Henry George wrote that protectionism teaches us to do to ourselves in time of peace, what enemies try to do to us in time of war. In war enemies attempt to disrupt each others ability to import products from abroad in order to hasten victory. Protectionism consists of a nations efforts to limit or stop its own (cheap) imports out of a mistaken assumption that they weaken the domestic economy. The term protectionism derives from the belief that the economy is protected by trade restrictions. In fact, only certain special interests are protected and then only in the short term. For example, tariffs or quotas on steel imports do not protect workers whose jobs require inexpensive steel as an input, such as autoworkers. Even steelworkers are eventually harmed because their employers, sheltered from competition, are relieved of the pressure that leads to better performance, and the money everyone must spend on more expensive steel products is not available for investment in new industries and jobs. Moreover, all consumers, including steelworkers, are harmed by higher prices.

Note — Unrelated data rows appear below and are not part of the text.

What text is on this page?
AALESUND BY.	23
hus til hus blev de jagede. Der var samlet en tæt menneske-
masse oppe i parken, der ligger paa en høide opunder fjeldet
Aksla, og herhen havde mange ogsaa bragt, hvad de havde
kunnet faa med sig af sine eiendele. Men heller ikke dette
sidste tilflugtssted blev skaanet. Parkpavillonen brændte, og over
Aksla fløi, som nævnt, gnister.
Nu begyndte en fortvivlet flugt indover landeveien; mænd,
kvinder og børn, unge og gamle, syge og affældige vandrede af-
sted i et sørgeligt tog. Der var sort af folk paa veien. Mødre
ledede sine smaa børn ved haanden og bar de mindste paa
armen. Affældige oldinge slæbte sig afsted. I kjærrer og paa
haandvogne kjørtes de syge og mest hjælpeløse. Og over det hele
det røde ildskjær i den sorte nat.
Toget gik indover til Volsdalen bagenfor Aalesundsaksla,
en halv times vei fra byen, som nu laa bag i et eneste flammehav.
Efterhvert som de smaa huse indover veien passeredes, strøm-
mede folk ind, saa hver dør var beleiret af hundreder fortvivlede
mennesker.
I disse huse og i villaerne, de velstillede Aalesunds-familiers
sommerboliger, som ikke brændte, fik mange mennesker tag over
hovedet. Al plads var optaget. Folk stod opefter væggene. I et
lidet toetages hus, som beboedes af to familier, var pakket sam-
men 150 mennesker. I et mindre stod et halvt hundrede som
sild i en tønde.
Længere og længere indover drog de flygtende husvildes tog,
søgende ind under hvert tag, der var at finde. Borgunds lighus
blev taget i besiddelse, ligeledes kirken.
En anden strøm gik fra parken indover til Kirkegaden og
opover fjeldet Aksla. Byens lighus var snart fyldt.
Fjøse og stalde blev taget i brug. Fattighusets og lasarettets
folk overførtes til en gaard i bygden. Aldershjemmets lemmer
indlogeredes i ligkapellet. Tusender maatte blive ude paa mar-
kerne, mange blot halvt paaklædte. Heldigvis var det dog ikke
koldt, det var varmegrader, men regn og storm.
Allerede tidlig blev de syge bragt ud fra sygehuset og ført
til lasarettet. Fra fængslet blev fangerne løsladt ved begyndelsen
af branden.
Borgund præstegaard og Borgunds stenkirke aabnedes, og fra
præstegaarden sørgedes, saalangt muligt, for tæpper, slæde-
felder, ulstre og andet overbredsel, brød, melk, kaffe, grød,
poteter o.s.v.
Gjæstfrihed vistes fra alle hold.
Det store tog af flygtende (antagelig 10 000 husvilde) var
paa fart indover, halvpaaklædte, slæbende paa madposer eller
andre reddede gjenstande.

Protectionism plays a role in the crisis-and-expansion process that characterizes government intervention in the economy. Since trade restrictions harm most people within a country, the government will find reasons to restrict even more products. When cheap foreign steel is restricted, domestic automakers are at a disadvantage with foreign automakers and will tend to lobby for restrictions on auto imports. When vehicles become more expensive, some other interest group will demand relief from the government. These lobbies develop a vested interest that is detached from the original cause of their hardship. If restrictions on steel imports were removed, automakers would most likely not volunteer to give up the restrictions on auto imports.
The result of protectionism is what Robert Higgs calls the ratchet effect. Government grows, and even when it shrinks, it rarely goes back completely to its earlier dimensions.